Der Haken an der Erhöhung des reduzierten Steuersatzes ist es aber, dass gerade die Produkte, die nun jeder braucht, nämlich Lebensmittel damit teurer werden. Damit würde man gerade einkommsschwachen Bevölkerungsteilen massiv die Kaufkraft nehmen, was überhaupt nicht im Interesse einer gerechten Steuerpolitik sein kann (sollten nicht gerade christliche Parteien, also die mit dem "C" im Namen für die Ärmeren da sein?).

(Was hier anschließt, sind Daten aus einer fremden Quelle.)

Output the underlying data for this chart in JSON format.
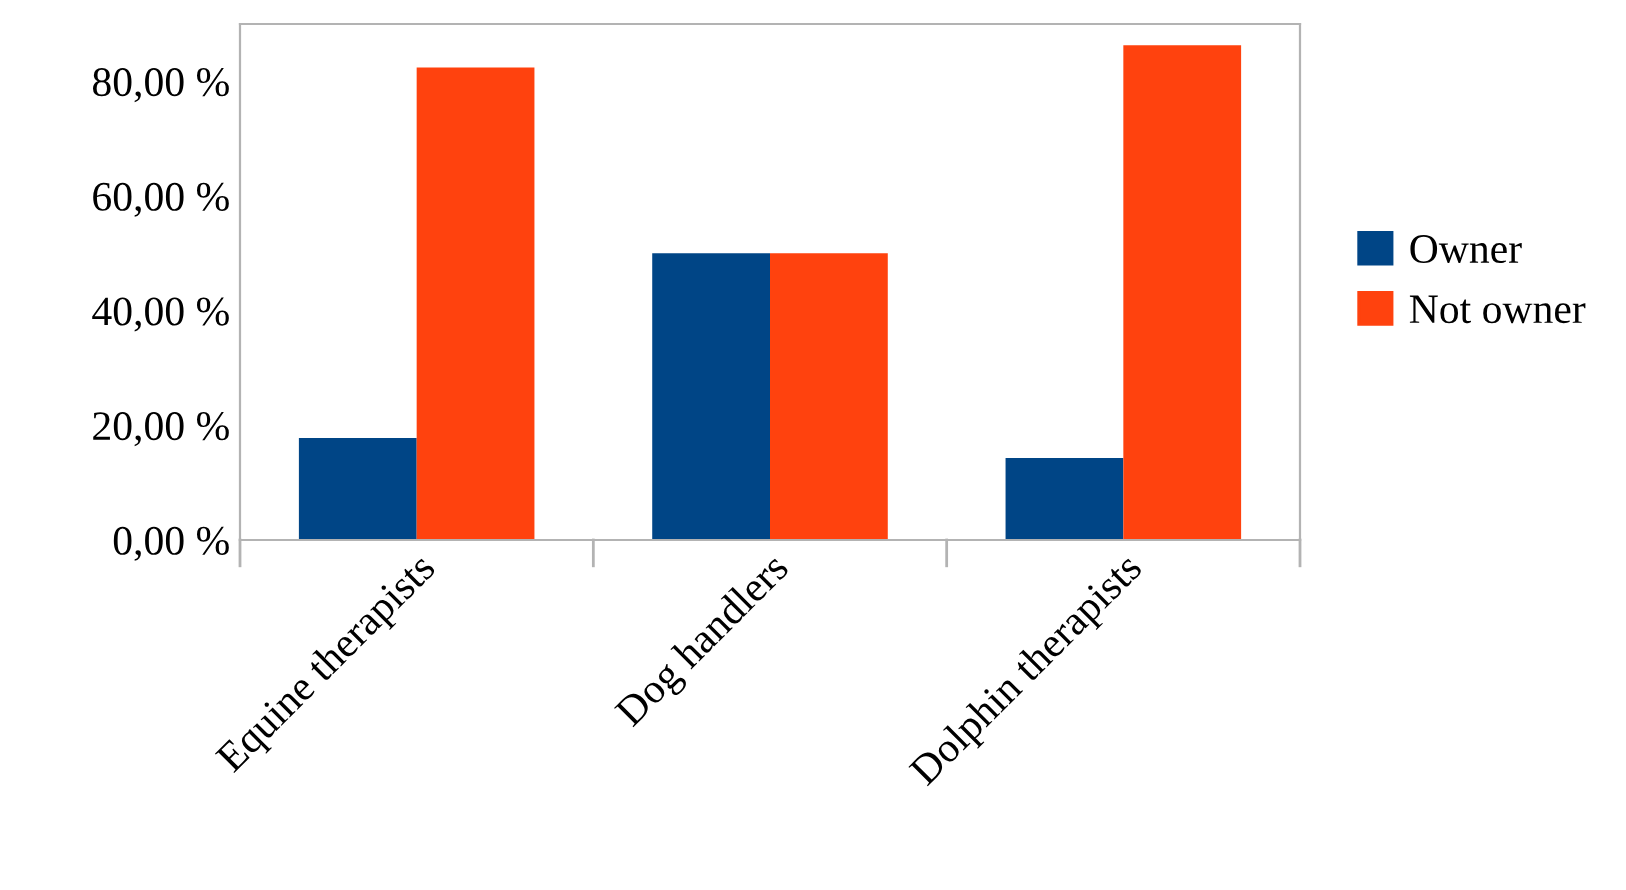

Man kann dies ganz gut an einem einfachen Beispiel nachvollziehen: Nehmen wir im Fall 1 jemand, dem nach MIete, Strom, Telefeon usw. noch 300 Euro pro Monat übrig bleiben. Als Single kommt man, wenn man sehr sparsam ist und billige Lebensmittel kauft mit 200 Euro pro Monat aus. urch die gestiegene Mehrwertsteuer entstehen mindestens Mehrkosten von 5 Euro, damit sinkt das frei verfügbare Geld um beinahe zwei Prozent. Davon wären Millionen Rentner, Hartz-IV oder auch Studenten betroffen. Hinzu kommt schließlich auch noch die Inflation.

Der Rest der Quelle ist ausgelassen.